I am currently making a shared library out of some existing C code, for eventual inclusion in Debian. Because the author wasn't thinking about things like ABIs and APIs, the code is not too careful about what symbols it exports, and I decided clean up some of the more obviously private symbols exported.

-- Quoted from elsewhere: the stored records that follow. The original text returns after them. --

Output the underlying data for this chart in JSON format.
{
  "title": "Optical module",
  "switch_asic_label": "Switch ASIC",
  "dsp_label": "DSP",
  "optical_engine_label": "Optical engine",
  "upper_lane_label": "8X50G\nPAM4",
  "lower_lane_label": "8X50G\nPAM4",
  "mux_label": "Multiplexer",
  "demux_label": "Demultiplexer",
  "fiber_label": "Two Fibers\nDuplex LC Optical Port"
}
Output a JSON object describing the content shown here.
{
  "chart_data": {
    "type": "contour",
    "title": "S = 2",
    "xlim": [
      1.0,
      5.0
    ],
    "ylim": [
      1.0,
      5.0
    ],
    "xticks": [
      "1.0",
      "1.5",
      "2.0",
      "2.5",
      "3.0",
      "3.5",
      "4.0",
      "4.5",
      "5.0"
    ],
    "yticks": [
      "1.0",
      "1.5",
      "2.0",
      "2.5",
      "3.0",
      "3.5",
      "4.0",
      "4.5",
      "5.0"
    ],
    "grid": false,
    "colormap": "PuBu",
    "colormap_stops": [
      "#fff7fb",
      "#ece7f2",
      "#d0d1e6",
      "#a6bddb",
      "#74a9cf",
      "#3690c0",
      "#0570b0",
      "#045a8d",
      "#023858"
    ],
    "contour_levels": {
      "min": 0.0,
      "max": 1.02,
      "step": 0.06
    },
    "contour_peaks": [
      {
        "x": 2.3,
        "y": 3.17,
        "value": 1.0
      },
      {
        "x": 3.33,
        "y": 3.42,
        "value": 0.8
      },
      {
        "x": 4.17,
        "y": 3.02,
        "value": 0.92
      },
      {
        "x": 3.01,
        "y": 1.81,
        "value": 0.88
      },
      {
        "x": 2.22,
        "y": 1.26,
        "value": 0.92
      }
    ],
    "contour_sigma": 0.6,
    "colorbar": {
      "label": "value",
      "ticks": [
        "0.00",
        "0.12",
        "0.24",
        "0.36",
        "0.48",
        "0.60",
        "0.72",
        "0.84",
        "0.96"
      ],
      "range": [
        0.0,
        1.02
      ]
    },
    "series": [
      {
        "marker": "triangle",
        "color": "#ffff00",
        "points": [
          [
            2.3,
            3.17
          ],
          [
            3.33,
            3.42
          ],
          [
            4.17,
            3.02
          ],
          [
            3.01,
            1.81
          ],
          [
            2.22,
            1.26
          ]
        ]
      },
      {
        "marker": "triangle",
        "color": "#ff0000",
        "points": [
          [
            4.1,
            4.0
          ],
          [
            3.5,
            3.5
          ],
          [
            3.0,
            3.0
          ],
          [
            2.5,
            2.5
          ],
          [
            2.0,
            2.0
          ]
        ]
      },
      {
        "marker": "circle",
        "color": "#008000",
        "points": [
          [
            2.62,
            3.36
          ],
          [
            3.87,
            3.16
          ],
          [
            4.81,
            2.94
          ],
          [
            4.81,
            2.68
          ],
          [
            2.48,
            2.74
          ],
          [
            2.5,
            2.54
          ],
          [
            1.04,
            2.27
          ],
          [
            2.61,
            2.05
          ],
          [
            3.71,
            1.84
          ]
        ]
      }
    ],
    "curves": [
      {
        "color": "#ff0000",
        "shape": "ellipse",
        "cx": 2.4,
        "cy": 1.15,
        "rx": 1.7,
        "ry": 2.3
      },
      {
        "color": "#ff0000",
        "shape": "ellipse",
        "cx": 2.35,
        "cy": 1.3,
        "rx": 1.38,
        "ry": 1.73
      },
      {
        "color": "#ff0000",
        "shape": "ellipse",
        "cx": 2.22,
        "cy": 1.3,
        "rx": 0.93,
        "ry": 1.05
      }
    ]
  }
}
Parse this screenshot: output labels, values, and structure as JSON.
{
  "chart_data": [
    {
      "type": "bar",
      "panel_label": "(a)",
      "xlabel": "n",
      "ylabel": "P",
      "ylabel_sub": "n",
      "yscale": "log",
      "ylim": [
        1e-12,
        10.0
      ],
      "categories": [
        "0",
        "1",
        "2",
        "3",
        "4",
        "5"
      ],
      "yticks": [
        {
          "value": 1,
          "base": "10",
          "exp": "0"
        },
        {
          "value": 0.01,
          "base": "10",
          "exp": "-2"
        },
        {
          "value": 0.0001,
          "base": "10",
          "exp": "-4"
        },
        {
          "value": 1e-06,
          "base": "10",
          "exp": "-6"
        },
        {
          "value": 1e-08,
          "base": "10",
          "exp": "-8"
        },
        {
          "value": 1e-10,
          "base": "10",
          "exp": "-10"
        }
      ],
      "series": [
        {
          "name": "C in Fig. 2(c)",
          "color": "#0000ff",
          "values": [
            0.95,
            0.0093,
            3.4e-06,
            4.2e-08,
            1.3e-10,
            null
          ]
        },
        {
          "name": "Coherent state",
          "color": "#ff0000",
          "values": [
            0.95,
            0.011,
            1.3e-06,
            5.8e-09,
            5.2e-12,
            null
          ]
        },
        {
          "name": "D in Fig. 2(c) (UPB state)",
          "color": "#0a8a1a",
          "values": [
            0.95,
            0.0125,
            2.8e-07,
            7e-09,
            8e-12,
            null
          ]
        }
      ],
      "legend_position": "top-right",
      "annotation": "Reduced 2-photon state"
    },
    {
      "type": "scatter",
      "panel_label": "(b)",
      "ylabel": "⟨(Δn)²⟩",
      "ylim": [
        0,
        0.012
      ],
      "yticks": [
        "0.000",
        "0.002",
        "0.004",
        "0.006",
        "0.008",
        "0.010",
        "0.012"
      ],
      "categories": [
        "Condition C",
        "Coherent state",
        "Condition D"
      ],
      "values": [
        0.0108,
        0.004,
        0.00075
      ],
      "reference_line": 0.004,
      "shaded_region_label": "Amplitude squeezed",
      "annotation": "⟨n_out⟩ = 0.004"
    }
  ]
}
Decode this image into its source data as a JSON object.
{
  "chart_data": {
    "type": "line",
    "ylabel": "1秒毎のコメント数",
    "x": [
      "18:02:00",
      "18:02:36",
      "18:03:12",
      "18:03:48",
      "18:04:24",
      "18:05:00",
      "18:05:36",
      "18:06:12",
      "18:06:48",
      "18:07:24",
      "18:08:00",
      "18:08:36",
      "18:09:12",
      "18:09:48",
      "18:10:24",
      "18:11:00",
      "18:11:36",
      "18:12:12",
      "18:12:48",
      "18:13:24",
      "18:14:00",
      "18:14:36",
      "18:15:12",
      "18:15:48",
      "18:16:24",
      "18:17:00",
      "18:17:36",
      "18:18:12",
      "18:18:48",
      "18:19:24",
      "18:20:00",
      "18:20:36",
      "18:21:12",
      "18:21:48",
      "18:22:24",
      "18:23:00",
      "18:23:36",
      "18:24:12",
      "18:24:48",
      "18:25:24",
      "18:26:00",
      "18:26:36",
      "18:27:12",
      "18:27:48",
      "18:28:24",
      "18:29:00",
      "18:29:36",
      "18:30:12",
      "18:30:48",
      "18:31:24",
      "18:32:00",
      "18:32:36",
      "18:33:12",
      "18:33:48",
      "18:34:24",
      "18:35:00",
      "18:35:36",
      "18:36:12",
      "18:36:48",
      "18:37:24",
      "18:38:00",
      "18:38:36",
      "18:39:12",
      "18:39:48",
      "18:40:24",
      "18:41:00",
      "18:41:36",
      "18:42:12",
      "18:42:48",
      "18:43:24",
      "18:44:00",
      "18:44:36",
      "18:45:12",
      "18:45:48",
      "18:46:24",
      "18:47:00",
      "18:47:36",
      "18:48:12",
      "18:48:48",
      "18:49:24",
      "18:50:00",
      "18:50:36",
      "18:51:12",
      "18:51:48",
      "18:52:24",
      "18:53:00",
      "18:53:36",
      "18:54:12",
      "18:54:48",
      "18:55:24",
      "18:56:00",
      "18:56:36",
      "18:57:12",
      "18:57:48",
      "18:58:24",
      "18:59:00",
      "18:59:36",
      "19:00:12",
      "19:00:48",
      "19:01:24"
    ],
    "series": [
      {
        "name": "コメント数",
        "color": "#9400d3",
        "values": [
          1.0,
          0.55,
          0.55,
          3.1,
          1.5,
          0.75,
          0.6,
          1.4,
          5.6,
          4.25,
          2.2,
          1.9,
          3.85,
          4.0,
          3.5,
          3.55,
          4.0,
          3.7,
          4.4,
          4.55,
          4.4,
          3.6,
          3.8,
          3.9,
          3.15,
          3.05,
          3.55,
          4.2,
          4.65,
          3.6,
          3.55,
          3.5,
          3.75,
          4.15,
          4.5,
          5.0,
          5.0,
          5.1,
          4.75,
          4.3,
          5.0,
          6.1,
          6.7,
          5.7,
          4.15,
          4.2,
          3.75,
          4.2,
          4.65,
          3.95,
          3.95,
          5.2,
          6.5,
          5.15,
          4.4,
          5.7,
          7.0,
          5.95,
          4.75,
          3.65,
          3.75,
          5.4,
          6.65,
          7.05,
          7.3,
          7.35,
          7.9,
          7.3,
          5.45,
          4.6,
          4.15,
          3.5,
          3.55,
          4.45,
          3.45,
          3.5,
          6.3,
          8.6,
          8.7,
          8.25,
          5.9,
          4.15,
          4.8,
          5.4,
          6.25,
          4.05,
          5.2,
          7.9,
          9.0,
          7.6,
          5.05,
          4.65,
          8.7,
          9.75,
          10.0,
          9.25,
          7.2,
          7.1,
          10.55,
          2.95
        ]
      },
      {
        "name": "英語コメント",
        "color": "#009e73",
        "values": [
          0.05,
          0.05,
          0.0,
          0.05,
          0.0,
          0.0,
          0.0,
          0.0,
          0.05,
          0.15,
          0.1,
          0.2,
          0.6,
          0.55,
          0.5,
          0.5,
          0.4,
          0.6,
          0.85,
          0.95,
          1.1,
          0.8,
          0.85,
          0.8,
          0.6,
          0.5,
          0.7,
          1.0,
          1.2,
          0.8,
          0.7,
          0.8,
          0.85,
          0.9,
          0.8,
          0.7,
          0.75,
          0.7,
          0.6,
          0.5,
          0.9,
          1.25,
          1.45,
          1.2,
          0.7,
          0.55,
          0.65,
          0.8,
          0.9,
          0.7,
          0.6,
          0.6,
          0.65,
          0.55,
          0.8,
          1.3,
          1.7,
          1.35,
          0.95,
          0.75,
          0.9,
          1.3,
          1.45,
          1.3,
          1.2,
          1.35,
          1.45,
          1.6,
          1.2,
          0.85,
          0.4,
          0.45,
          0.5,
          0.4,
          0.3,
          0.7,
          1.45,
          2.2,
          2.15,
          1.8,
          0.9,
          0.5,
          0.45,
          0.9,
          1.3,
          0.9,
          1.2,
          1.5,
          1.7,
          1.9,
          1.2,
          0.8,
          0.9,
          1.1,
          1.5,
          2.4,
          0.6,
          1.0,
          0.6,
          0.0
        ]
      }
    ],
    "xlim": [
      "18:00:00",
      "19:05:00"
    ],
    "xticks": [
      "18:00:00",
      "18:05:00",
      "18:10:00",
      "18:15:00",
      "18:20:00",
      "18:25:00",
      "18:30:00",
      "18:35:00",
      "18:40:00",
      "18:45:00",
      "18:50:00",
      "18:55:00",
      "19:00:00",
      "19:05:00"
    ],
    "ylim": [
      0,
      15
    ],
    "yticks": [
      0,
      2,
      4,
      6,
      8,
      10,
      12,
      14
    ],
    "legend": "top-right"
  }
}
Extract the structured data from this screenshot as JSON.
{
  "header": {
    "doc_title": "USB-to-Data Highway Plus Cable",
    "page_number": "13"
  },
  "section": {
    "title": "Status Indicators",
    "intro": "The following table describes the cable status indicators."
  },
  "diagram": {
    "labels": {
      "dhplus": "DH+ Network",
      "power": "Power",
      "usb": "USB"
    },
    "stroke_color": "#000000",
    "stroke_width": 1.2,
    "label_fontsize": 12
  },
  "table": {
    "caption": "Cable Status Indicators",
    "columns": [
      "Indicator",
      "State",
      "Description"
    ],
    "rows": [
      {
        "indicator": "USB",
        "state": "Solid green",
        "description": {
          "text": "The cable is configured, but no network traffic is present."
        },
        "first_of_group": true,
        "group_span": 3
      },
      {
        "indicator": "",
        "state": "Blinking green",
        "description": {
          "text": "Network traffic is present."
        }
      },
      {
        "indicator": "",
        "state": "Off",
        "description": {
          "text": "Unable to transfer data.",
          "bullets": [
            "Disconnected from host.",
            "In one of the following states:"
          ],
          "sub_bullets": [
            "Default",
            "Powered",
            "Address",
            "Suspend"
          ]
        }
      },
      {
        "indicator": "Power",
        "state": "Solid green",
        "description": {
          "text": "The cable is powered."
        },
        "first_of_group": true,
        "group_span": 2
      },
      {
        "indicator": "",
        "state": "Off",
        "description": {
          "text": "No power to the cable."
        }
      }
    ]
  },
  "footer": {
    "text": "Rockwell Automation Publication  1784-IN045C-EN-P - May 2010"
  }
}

I wrote the following simple script because I got tired of running grep by hand. If you run it with
grep-symbols symbolfile *.c
It will print the symbols sorted by how many times they occur in the other arguments.
#!/usr/bin/perl
use strict;
use File::Slurp;
my $symfile=shift(@ARGV);
open SYMBOLS, "<$symfile" || die "$!";
# "parse" the symbols file
my %count=();
# skip first line;
$_=<SYMBOLS>;
while(<SYMBOLS>){
chomp();
s/^\s*([^\@]+)\@.*$/$1/;
$count{$_}=0;
}
# check the rest of the command line arguments for matches against symbols. Omega(n^2), sigh.
foreach my $file (@ARGV){
my $string=read_file($file);
foreach my $sym (keys %count){
if ($string =~ m/\b$sym\b/){
$count{$sym}++;
}
}
}
print "Symbol\t Count\n";
foreach my $sym (sort {$count{$a} <=> $count{$b}} (keys %count)){
print "$sym\t$count{$sym}\n";
}
- Updated Thanks to Peter Pöschl for pointing out the file slurp should not be in the inner loop.